Il faut avoir la tête dans le sable pour ne pas voir que Montréal devient de plus en plus anglophone. Même moi qui suis à la retraite je le perçois. J’ai même été incapable de me faire servir en Français au coin des rues Christophe Colomb et Jarry. Naturellement, j’ai pas acheté.

Comme immigrante de longue date (45 ans) venant d’un pays où nous devons aussi défendre le fait français (la Suisse), j’aimerais juste souligner que le problème me semble résider en grande partie dans un problème « génétique », à savoir que pour les anglophones il va de soi que « les autres » doivent comprendre l’anglais et qu’eux n’ont pas à se plier à l’apprentissage d’une autre langue, quelle qu’elle soit. Évidemment au Québec la situation est plus cruciale, car nous sommes virtuellement tout seuls (6 millions?), alors qu’en Europe, il y a plus de 70 millions de francophones. C’est vrai aussi que, voulant être accueillant, nous avons la mauvaise habitude de passer à la langue de Shakespeare dès que nous détectons un accent étranger, voire que nous lisons un nom qui pourrait être non francophone. Ayant fait partie de divers milieux tant professionnels que de loisir, j’ai toujours été frappée par le fait qu’il suffise d’avoir une seule personne de langue anglaise pour que toutes les personnes présentes se mettent à parler cette langue, même s’il y a des francophones dans le groupe qui la maitrise mal! Et ce qui me choque le plus, c’est que pour les « anglos », c’est normal et qu’ils protestent si on essaie de modifier la situation. Soyons justes, c’est vrai que certains font des efforts, mais la plupart ont encore, comme je le disais précédemment, ce sens de la « suprématie de l’anglais » profondément dans leur ADN! Y a-t-il une transfusion de sang pour cela?

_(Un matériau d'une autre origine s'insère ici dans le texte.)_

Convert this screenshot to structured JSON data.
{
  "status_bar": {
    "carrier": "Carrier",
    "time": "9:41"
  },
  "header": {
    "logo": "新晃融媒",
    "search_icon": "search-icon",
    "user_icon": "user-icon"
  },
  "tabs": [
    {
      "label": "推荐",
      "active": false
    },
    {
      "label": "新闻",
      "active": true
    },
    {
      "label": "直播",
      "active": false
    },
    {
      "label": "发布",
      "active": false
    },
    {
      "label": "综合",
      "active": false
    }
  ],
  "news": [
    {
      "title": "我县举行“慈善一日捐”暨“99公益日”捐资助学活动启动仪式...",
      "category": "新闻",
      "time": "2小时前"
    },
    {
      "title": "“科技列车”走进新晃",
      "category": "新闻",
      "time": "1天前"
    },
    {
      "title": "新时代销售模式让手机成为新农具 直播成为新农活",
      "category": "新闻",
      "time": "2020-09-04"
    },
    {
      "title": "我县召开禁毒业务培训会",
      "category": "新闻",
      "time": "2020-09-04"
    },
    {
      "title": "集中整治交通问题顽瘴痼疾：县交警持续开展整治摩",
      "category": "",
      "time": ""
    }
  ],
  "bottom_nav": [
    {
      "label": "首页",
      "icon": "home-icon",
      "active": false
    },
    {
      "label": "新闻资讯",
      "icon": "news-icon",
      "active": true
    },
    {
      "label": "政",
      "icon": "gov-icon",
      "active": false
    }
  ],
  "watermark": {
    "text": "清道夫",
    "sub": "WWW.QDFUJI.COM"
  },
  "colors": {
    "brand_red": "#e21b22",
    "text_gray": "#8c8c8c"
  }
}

Jean-François Lisée est l’exemple parfait des petits napoléons manqués dont regorgent les rangs du PQ, et QS. Ils, tout comme la grande majorité des « intellectuels » du Québec, sont encore accrochés aux stéréotypes du Canada anglais longtemps périmés. Il y a trente ans le Québec jouissait encore de son image un brin libertine, colorée et aventurière. Depuis longtemps pourtant, le ROC l’a dépassé à bien des égards, le Québec post-PQ étant devenu sclérosé, bureaucratique, pincé et guindé…néo-duplessiste quoi, tout comme M. Lysée.